The Housing Issue
What can be expected if the Federal Government becomes an advocate for the middle-class home buyer?
The Federal Government could do 3 things immediately:
They could drive down the cost of lumber.
They could begin drilling for oil.
They could legislatively limit Wall Street’s appetite for single-family homes.
There are most people — You know who they are — They are the ones who think that mortgage rates are the rudder to this housing conundrum. But it’s not JUST mortgage rates, but rather unaffordable building that is the elephant in the room. What we are expecting in this housing market, the corrections necessary, that the new administration ‘could put into effect’ are the following:
Eliminate the egregious tax that was placed on lumbar coming from Canada. The price of lumber in the United States fluctuated widely over the last five years, from a low of $240 per 1,000 board feet in January 2016 to a peak of over $1,500 in April 2021. Currently the cost is $565 per 1,000 board feet. That too is still too high!
And now we need to open up the oil pipelines. Re-open the Keystone Pipeline. The decision to close down the Keystone Pipeline was an act of war against America’s middle-class families. It was a cancerous tax on everything from food, clothing and shelter. It also had an impact on the overall cost of transportation.
The cost for a brand-new Honda Accord in 2019 was about $24,000 list price. In 2024 that price is $29,000 and more.
And finally, we need to limit the number of single-family homes that are bought by Wall Street. By 2022, investors accounted for nearly 30% of sales of single-family homes, up from an average of 16% just three years earlier. In some cities, institutional investors account for a far higher share of single-family homes.

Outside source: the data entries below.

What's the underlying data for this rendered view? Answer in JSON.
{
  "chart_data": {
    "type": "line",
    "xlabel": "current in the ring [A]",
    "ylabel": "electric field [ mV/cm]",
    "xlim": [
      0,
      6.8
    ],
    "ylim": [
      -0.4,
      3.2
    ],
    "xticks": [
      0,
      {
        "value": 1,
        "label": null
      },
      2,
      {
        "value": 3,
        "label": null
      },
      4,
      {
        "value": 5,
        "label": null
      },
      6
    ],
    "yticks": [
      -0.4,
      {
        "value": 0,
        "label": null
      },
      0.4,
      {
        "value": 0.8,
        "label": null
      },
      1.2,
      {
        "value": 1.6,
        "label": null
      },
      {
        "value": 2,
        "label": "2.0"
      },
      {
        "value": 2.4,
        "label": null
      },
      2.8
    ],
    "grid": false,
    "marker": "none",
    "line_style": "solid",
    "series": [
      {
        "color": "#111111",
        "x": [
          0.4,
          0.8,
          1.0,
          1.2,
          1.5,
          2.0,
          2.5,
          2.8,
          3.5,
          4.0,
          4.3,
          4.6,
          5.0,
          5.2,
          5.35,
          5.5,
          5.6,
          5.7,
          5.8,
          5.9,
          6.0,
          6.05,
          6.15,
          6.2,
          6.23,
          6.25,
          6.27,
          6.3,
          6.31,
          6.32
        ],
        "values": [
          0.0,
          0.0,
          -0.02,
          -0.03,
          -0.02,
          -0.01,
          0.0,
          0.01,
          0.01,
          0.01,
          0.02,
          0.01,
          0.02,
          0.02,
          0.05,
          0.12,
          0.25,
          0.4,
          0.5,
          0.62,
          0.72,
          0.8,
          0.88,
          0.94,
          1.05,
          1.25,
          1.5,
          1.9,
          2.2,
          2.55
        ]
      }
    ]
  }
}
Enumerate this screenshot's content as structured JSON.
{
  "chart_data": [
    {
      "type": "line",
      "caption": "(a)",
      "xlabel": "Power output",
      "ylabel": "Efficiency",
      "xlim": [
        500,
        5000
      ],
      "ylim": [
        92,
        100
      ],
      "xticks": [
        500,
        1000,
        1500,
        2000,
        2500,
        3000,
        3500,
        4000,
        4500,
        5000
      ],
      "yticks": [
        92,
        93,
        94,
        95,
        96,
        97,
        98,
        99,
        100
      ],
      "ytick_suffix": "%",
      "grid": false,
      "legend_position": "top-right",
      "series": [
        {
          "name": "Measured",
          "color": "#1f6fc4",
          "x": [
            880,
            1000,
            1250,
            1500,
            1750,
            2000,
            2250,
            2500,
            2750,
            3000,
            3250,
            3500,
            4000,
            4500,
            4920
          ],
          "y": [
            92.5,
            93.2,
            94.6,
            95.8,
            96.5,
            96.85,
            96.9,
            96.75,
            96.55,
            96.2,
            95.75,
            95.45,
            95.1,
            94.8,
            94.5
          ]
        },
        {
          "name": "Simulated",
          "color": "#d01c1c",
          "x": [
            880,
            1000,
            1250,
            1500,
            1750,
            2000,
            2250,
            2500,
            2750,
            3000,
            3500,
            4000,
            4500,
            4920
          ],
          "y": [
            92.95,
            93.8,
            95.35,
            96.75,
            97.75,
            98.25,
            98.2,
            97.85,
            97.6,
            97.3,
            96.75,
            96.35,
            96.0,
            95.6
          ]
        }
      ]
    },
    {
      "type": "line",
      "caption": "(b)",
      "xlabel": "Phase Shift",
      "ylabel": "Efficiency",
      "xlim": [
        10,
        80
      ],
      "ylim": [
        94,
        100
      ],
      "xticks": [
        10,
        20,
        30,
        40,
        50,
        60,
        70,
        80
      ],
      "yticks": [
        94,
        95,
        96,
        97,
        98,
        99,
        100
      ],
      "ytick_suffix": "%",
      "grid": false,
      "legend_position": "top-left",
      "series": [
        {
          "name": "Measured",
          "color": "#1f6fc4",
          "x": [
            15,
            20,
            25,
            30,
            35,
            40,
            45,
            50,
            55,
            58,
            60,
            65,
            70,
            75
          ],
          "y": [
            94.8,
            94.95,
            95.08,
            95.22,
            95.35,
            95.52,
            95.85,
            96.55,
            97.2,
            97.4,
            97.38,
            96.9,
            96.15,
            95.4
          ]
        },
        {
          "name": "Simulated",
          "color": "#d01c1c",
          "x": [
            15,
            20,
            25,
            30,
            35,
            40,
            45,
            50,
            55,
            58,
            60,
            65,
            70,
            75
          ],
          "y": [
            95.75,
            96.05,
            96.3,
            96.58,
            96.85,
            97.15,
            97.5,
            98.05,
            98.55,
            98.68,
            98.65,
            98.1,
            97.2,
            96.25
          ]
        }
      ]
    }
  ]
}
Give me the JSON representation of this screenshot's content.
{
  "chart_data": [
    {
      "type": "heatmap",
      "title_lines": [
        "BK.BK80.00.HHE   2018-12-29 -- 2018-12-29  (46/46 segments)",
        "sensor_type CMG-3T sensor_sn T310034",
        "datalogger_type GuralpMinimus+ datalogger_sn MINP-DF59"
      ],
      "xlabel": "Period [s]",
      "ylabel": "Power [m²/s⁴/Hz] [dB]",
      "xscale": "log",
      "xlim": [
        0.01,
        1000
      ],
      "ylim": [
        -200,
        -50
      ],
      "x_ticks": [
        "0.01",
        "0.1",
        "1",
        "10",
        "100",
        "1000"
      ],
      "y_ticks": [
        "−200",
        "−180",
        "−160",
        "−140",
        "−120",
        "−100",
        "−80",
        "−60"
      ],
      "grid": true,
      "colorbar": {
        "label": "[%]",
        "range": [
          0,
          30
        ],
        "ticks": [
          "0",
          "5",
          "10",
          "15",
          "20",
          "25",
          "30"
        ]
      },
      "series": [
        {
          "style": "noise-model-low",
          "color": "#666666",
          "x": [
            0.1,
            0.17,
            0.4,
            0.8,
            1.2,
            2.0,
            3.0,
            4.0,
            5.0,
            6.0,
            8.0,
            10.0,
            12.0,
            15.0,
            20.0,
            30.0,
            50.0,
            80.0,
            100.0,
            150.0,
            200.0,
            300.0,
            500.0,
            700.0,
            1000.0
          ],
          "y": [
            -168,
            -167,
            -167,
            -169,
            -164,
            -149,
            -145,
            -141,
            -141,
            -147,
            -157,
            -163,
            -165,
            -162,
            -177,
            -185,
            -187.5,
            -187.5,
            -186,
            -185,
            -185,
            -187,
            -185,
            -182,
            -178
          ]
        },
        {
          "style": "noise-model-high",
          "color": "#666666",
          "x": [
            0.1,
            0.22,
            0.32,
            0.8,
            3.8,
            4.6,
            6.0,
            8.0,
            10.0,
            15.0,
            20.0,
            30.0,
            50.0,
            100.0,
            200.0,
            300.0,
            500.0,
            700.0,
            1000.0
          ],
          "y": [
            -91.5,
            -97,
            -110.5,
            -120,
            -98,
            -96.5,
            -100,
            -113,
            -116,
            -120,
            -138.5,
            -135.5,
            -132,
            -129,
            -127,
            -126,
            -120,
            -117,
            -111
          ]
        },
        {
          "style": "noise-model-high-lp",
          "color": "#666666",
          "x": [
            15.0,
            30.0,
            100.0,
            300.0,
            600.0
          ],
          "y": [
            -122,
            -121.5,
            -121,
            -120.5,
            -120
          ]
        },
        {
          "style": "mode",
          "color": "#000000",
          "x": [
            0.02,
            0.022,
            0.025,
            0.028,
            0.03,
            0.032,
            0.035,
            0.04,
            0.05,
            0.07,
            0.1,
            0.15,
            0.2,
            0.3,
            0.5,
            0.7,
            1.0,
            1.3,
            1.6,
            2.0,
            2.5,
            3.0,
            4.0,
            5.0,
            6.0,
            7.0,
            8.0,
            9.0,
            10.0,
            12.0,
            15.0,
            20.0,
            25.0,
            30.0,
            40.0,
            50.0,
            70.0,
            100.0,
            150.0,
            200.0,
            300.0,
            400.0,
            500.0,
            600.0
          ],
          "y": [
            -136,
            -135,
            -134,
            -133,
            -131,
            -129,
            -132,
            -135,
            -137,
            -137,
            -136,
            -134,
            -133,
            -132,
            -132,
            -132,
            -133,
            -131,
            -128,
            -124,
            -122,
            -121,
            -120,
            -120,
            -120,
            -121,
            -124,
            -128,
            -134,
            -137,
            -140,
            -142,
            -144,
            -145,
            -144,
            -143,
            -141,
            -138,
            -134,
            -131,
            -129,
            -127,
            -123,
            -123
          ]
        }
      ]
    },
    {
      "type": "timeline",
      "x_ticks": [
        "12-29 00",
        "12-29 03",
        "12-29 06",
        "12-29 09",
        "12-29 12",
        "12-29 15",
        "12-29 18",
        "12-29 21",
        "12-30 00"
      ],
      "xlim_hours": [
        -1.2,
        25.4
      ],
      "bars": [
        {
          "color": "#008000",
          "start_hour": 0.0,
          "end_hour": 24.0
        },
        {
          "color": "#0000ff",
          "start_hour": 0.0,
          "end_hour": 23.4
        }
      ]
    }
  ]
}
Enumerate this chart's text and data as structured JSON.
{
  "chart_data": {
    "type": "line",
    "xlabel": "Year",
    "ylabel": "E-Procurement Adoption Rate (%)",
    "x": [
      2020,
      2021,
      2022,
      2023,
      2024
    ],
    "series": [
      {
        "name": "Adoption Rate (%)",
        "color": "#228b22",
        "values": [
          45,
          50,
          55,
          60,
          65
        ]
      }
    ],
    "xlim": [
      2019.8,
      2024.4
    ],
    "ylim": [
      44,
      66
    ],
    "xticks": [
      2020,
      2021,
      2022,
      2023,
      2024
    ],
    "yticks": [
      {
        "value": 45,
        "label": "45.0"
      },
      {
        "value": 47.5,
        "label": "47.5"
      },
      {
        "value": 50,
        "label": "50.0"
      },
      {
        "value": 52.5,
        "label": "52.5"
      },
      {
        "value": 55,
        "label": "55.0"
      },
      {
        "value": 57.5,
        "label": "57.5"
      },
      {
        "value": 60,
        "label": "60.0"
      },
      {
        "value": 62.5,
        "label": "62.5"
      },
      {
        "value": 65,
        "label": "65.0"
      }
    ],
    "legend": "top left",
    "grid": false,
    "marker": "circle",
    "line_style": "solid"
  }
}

New Jersey homeowners are holding their breath as they wait for mortgage rates to respond to recent Fed interest rate cuts. Even after a cut in September and another smaller reduction yesterday, the average rate for a 30-year fixed mortgage remains high at 6.79%, according to Freddie Mac. This is a stark contrast to the pre-pandemic rate of around 4% that many New Jersey residents enjoyed, putting a strain on both buyers and those looking to refinance.
In the past five weeks, mortgage rates have jumped 67 basis points, marking the sharpest rise in two years, per the Mortgage Bankers Association. This increase is creating a bottleneck in the New Jersey housing market, where home prices are already high, and affordability is a significant concern.
So, is it a seller’s or a buyer’s market in New Jersey? At this point, it’s neither. The high rates are putting both sellers and buyers in a holding pattern, with limited movement in the market. And for New Jersey homeowners hoping to refinance at lower rates, patience is essential.
So, it is possible that as building supply costs drop, we can hope that housing supply will open up.
So, is it a seller’s or a buyer’s market in New Jersey? At this point, it’s neither. The high rates are putting both sellers and buyers in a holding pattern, with limited movement in the market. And for New Jersey homeowners hoping to refinance at lower rates, patience is essential.
The final issue that should be addressed is the real estate taxes in New Jersey. Until the state gets a wake-up call to lower their budgets, residents will continue to flee the Garden State.